I think it says a lot for the quality of the show that I can watch it now and be just as enthralled as I was at 7 when I was watching it for the first time. But what really gets me is being able to watch and enjoy it along with my kid. This show is all about reading, so very often, a word will appear on the screen, and while the voiceover is repeating the word, the word itself is dancing about, doing whatever the word suggests. (For example, the word "row" actually appears to row across the screen.) After a few such scenes, my son began asking, "why is that word doing that?" And this child, who regularly tells me, "stop that, Mommy!" when I try to teach him reading skills, began to understand that words do things.

He began to get it - that words mean things, that the letters have something to say. That we can read them and know something that we didn't know before, as when the character on the screen learns which door says "out" and which one says "in," and is then able to leave the supermarket.

After just one evening of The Electric Company.

As we got ready for bed, he asked, "Mommy, where's my Leap Pad? I want to play with it tomorrow." (This is the same Leap Pad that he barely touched for the last three weeks.)

And as I tucked him into bed, he held up the book he was looking at and said, "I want to know what the words on the page say, but I can't read."

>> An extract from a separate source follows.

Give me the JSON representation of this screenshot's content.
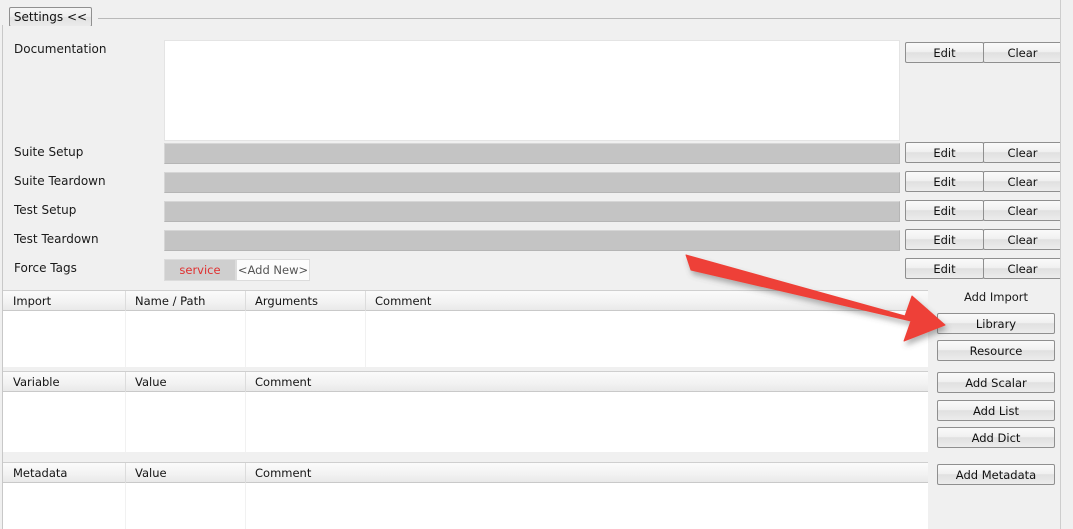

We’re gonna turn it on. We’re gonna turn it on. We’re gonna turn it on.
We’re gonna open the book,
And read every word that we see.
We’re gonna get us the power to learn about anything,
And the power’s gonna get us free.
Power’s gonna get us free.

We’re gonna turn it on.
We’re gonna bring you the power.
It’s coming down the line, strong as it can be, through the courtesy
Of the Electric Company. The Electric Company. The Electric Company.

3 comments:

ken said...

I love DVD technology that has allowed us to bring back our favorite childhood shows. (There's even a DVD set of the Schoolhouse Rock segments. So fascinating to re-view what I watched as a child and to see the problems with them too--like the little ditty on "elbow room" i.e. Manifest Destiny.)
Sadly I remember very little about The Electric Company other than tha logo and that it had a groovy beat. I think it left the air when I was very little. I should try to find the DVDs.

Wesleying said...

Hi, we're a couple of current Wes students who found your blog via the "boon tan" entries.

We're curious if you have any other legends of wesleyan during your time there that time has forgotten.

Out blog is at http://wesleying.blogspot.com and we can be reached at wesleying@gmail.com.

Thanks!!

Plain(s)feminist said...

Ken,
I remember in grad school watching the Schoolhouse Rock one about the "melting pot," in which all these wonderful people come from all over to form a new land. My friend sat next to me, saying, "show us how the Black people got here! Show us how the Black people got here!" Because, of course, they don't.